One of my friends and neighbours when I lived in Burgeo, Newfoundland, was “Uncle” Art Baggs, who had been a fisherman on the sou'west coast since the 1890s. He remembered meeting his first whales at the age of eight, when he accompanied his father in a four-oared dory to the offshore cod fishery at the Penguin Islands.

“ 'Twas a winter fishery them times, and hard enough. The Penguins lies twenty miles offshore... nothin' more'n a mess of reefs and sunkers... we'd row out there on a Monday and stay till we finished up our grub...

“They was t'ousands of the biggest kind of whales on the coast them times. Companies of 'em would be fishing herrings at the Penguins whilst we was fishing cod. Times we'd be the only boat, but they whales made it seem as we was in the middle of a girt big fleet. They never hurted we and we never hurted they. Many's the time a right girt bull would spout so close you could have spit baccy juice down his vent. Me old Dad claimed they'd do it a-purpose; a kind of joke, you understand.”

It was during the winter of 1913 that Arthur witnessed the disappearance of the great whales.

“Back about 1900 they Norway fellows built a blubber factory eastward of Cape La Hune. They called it Balaena and, me son, it were some dirty place! They had two or three little steamers with harpoon guns, and they was never idle. Most days each of 'em would tow in a couple of sulphur-bottoms [blues] or finners and the shoremen would cut 'em up some quick. No trouble to smell that place ten miles away.

“And floating whales! When they got the most of the blubber off, they turned 'em loose, the meat all black, and them all blasted up so high they nigh floated out of the water. Some days when I been jigging off shore 'twas like a whole new kit of islands had growed there overnight. Five or ten in sight at once and each one with t'ousands of gulls hangin' over it like a cloud.

“ 'Twas a hard winter for weather and I never got out to the Penguin Islands as much as in a good year, but when I was there I hardly see a whale. Then, come February, one morning when 'twas right frosty and nary a pick of wind, I was workin' a trawl near the Offer Rock when I heared this girt big sound. It kind of shivered the dory.

“I turned me head and there was the biggest finner I ever see. He looked nigh as big as the coastal steamer. He was right on top of the water and blowin' hard, and every time he blowed, the blood went twenty feet into the air... I could see there was a hole into his back big enough to drop a puncheon into.

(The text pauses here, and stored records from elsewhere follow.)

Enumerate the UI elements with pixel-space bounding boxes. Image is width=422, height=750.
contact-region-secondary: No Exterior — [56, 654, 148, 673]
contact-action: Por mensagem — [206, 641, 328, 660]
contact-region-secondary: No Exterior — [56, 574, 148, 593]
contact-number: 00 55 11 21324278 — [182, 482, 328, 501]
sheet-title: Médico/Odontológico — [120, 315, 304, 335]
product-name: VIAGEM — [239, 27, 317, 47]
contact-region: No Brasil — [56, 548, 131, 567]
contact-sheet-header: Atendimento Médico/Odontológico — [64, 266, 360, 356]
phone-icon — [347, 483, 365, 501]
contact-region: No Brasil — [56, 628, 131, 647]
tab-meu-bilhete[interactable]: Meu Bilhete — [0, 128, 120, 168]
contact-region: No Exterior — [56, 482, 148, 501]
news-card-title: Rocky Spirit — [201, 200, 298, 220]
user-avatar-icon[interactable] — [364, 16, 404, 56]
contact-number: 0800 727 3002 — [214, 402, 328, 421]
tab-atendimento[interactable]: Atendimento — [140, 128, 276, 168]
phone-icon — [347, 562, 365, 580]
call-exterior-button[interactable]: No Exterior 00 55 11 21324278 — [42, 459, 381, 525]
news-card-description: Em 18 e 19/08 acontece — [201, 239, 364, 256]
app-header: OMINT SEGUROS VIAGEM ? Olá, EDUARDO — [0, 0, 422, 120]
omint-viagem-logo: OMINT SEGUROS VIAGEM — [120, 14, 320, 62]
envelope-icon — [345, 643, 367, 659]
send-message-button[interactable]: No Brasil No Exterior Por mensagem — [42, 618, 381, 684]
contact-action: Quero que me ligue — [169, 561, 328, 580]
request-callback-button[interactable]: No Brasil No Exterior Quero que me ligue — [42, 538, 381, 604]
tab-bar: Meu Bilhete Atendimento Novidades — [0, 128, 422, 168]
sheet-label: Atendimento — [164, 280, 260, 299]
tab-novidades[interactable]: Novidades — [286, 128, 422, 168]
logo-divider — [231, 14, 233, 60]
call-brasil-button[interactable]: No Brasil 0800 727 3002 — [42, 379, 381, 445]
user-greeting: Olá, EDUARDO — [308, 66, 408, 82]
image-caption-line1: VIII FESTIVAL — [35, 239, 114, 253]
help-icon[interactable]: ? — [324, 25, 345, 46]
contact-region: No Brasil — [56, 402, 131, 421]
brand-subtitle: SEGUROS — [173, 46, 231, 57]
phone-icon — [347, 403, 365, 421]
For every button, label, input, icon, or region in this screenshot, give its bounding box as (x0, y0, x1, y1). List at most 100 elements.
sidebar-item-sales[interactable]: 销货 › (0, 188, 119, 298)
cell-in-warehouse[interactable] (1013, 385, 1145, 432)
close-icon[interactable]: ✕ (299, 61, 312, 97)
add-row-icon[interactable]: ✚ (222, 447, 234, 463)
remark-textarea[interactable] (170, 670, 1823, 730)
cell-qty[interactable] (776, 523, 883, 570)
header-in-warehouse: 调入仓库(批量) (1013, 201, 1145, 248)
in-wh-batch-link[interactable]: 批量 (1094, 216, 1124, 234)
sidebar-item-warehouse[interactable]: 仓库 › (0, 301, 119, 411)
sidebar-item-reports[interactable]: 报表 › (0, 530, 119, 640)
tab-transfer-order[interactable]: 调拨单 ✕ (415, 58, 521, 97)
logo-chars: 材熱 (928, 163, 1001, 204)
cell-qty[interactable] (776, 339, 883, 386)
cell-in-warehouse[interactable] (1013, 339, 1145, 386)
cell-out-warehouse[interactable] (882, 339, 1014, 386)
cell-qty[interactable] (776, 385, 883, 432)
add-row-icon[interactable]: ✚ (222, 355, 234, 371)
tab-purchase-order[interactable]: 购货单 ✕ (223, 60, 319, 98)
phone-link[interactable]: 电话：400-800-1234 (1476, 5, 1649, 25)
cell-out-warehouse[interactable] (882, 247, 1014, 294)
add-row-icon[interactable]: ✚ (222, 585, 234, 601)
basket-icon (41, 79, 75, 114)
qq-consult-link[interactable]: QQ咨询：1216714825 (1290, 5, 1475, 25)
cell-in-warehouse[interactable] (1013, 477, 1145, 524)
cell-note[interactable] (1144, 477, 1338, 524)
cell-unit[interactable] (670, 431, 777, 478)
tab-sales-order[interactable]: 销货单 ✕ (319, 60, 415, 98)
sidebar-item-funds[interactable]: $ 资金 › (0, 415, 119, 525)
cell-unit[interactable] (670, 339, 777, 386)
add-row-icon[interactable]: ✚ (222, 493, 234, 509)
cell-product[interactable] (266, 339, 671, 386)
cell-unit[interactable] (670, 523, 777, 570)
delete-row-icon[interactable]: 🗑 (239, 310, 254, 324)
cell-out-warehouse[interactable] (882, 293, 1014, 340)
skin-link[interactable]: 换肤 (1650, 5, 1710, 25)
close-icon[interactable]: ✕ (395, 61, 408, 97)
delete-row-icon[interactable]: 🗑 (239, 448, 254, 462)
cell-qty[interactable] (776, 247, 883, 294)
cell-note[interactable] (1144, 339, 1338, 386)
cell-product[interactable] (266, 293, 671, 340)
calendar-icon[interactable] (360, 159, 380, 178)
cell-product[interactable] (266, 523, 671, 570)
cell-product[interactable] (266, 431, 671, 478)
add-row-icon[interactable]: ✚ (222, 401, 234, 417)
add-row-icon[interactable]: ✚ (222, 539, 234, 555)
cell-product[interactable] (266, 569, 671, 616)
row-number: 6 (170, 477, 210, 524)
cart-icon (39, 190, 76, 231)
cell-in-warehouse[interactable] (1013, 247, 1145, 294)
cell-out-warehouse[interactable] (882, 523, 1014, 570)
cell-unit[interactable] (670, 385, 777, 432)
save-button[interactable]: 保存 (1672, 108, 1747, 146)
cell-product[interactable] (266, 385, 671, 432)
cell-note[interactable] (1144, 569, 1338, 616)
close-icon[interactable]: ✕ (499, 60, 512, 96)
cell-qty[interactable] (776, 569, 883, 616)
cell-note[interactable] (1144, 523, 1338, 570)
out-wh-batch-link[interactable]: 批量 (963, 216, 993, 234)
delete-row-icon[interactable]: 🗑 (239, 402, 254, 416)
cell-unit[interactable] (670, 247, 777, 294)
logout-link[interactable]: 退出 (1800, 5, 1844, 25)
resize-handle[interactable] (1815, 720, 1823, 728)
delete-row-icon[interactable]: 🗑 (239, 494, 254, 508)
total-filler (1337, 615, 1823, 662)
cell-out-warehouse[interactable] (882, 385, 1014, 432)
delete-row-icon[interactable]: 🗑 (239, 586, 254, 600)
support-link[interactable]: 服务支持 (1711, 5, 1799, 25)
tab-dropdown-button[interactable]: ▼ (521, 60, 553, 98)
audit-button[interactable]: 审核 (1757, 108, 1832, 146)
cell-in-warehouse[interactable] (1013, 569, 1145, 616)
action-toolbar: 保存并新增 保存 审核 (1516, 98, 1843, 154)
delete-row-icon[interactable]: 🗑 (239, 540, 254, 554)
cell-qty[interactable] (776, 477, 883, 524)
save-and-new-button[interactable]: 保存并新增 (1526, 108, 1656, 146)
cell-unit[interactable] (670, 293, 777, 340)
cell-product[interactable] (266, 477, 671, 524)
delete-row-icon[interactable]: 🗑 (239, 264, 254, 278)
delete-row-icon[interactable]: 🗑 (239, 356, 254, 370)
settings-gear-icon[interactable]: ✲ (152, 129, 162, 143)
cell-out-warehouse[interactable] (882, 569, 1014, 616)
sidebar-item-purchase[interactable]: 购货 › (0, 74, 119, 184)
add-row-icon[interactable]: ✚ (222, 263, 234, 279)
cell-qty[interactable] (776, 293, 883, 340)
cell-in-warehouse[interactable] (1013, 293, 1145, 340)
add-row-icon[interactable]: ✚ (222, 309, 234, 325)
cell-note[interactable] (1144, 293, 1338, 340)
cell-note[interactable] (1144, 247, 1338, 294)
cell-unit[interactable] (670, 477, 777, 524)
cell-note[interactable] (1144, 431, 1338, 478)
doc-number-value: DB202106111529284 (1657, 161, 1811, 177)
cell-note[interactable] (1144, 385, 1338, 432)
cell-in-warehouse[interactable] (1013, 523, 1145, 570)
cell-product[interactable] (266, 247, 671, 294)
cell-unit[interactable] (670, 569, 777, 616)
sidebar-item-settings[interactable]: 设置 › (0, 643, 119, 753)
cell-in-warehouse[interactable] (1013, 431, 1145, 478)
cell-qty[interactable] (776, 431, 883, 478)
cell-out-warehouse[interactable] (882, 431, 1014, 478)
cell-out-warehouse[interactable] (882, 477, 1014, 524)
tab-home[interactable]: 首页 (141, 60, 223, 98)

“Now I got to say I was a mite feared... I was tryin' to slip me oars twixt the t'ole pins, quiet like, when he began to come straight for I. Was nothin' to be done but grab the oar to fend him off, but he never come that close. He hauled off and sounded and I never saw he again... no, nor any of his like, for fifty year.”

During the mid-1950s, to the astonishment of most of the younger fishermen, who had never seen a great whale before, some fin whales reappeared along the sou'west coast. A pod of half a dozen even took to wintering amongst the Burgeo islands. Arthur was delighted to welcome them back again, and when my wife and I came to Burgeo in 1962, he showed them to us with proprietary pleasure.

These resident finners fed on herring in the runs and channels between the islands and each winter through the next five years from December into March I could look out the seaward windows of our house almost any day and see them spouting high puffs of hoary mist into the cold air. Unmolested by human beings, they were quite fearless, allowing power dories and even big herring seiners to approach within a few yards. In the course of the years, I became almost as familiar with them as if they had been cattle-beasts in a neighbouring field, but by far the most spectacular view I ever had was on a fine July day in 1964.

The pilot of a Beaver float plane was taking my wife and me joy-riding along the towering, rock-ribbed coast to the eastward of Burgeo. It was a cloudless afternoon and the cold waters below us were unusually transparent. As we crossed the broad mouth of one of the fiords, our pilot unexpectedly banked the plane and put her into a shallow dive. When he levelled out at less than a hundred feet we were flying parallel to a pod of six fin whales.